Book Review: Clay McLeod Chapman serves unique courses in Acquired Taste
- Jonathan
- 55 minutes ago
- 3 min read

This review contains minor spoilers
Last September, we were treated to a unique blend of flavors with the release of Acquired Taste, Clay McLeod Chapman’s macabre collection of short stories. This month, we’re being given a second helping of this collection with an official paperback release nine months after its original publication.
The collection consists of almost a decade’s worth of 25 short stories that, as Clay pointed out in our recent interview with him, largely features flavor and appetite. The Shirley Jackson and Bram Stoker award-nominated author uses everything from baby carrots to self-mutilating Boy Scouts to weave gnarly tales within the dark shadows of addiction, politics and peculiar appetites.
Indeed, the stories in Acquired Taste are a buffet of unnerving variety. Politics are a recurring aspect in many of them, exploring monument-obsessed vigilantes and rallygoers worshipping idols with posterboards. Some stories even tie together with the unsubtle far-right “Fax News” channel (humor is clearly well-mixed into the horror).
Psychological terror is prevalent, though not to the extent of Bodies of Work, Clay's most recent publication. The stories are loaded with grotesque imagery, which come alive through the descriptions of male-produced black breast milk, bodily-invasive hermit crabs and toad stools sprouting from throats. The dedication to detail extends to even the most mundane items, such as a sleazy hotel room with “solar flares of urine stains radiating out beneath the bedsheets.”

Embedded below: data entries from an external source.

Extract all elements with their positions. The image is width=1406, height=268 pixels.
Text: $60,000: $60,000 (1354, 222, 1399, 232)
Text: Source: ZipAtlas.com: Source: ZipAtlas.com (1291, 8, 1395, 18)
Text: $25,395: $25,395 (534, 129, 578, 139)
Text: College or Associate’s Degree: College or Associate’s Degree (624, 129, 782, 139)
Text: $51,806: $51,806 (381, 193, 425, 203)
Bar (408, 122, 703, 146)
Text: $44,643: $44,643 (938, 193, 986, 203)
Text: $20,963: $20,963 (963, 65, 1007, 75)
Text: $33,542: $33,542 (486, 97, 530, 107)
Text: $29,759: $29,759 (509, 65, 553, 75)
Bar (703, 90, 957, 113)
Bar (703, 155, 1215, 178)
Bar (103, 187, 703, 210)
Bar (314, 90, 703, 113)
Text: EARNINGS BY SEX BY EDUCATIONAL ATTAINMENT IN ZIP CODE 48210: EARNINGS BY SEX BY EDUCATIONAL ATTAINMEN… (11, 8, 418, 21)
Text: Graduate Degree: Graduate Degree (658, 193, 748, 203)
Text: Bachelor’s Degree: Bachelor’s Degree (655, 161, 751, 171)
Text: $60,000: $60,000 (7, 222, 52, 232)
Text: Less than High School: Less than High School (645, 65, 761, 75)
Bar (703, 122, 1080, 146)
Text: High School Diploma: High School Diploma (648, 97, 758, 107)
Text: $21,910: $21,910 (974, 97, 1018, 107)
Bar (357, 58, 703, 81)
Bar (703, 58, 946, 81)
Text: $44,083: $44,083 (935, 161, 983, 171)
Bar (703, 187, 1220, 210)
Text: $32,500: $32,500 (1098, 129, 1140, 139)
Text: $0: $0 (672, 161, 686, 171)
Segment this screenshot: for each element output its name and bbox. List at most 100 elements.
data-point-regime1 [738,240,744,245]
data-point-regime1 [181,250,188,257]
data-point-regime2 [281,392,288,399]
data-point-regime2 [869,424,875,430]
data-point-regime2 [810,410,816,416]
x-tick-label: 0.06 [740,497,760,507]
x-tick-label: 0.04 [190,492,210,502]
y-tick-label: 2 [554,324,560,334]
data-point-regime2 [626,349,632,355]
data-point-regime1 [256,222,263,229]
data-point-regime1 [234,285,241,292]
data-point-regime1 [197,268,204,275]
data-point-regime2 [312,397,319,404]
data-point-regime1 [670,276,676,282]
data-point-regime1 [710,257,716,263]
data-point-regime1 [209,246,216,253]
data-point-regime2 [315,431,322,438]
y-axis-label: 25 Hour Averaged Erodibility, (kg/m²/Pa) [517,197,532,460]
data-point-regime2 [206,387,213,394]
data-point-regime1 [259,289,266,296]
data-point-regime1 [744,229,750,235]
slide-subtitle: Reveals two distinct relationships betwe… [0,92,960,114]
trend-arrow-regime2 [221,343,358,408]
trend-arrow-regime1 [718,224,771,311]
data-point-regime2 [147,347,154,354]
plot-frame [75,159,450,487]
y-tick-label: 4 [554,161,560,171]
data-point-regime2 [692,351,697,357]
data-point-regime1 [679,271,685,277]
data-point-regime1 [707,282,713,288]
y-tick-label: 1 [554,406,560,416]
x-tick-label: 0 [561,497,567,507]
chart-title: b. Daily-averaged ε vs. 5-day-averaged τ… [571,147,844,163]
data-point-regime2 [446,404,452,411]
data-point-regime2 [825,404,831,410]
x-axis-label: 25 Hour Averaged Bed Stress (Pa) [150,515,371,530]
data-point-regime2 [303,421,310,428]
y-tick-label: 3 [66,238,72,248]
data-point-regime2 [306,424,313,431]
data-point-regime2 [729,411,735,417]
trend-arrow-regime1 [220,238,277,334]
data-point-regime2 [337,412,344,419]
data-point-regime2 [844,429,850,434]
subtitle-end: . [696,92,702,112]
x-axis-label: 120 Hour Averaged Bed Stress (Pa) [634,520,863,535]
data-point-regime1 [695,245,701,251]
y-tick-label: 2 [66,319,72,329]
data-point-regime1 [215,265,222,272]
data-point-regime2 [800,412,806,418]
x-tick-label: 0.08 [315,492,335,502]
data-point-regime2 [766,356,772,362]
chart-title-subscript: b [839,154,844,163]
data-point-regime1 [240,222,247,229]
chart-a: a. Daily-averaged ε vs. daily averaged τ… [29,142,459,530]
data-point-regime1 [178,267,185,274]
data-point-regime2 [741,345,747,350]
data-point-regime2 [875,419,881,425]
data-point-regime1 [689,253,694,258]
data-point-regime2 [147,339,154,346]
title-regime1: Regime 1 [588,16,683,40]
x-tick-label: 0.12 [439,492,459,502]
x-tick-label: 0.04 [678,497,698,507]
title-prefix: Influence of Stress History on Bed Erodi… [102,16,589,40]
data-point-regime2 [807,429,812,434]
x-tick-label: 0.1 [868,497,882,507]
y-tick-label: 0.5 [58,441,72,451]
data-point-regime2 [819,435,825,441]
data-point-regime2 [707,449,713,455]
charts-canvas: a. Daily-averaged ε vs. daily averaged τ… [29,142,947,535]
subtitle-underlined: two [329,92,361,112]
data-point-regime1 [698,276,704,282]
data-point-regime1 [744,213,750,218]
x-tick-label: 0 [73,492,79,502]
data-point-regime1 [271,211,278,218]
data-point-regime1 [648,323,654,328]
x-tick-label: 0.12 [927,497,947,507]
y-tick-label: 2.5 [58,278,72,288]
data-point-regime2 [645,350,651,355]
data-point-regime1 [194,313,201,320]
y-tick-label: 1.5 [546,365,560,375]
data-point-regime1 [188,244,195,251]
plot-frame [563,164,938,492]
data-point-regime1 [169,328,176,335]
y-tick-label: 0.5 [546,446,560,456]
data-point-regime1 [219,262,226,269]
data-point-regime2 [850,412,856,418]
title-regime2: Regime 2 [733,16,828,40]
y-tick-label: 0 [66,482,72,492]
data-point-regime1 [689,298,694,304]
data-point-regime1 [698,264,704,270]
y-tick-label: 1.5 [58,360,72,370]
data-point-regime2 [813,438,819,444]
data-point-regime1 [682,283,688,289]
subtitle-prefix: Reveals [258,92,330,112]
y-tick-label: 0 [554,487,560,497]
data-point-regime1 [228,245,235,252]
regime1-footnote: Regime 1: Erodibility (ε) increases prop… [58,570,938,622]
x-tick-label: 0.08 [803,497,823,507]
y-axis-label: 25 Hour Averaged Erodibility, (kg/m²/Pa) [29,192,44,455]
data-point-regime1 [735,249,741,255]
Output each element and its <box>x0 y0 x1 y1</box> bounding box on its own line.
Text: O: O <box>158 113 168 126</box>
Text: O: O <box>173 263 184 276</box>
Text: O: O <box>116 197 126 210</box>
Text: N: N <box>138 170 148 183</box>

One story that stood out was “Knockoffs,” about a father who buys his screen-addicted daughter a Tubby Wubby; a stuffed animal that looks like “a sock monkey mated with a lamprey.” Before long, more of these furry things start appearing (I couldn’t help but think of the Tribbles from Star Trek) and they turn into both a sensation and epidemic. Despite an absurd—but fun—premise, “Knockoffs” has a few things to say about YouTube content culture and screen addiction, particularly in kids. At one point the creatures literally eat books.
But my favorite story was “Psychic Santa,” which was about a long-time department store Santa Claus with the ability to see the ghosts of children. He regularly takes their final wishes and requests in the same way children line up to sit on his lap and tell him what they want for Christmas. At his former job he was a school bus driver, and after some hangover-induced judgment crashed it into a truck. He woke from a resulting coma with the ability. For the most part the story lacks the gruesome descriptions that define most of the collection, but it is nonetheless compelling, and I sincerely hope Clay considers expanding it into a novel. One of the ghosts happens to be a character mentioned in another story.
The collection is not without its flaws, however, with the most prominent one being a sometimes-unclear sense of direction. It is a horror collection after all, so Clay has no requirement to be totally transparent in every story, but there were moments where I was wondering exactly what he was trying to say, if anything.
One such story was “Our Summer in the pit,” a 1980s-set nostalgic tale about some local kids hanging out in a crater-like depression in their neighborhood, finding animal skeletons at the bottom. While I won’t give anything else away, this rather interesting plot never really blossoms into its full potential, even considering its short 14-page life.
But through that story and every other story in the collection, Clay McLeod Chapman takes our hand through a guided tour of his delightfully twisted imagination. An imagination that cooks up recipes from politics, addiction, paranoia, and youth to satisfy the unique palates of horror readers. With the recipes he’s served here, virtually every palate is satisfied through 282 pages of entertainingly bizarre readings that are, true to his word, an acquired taste.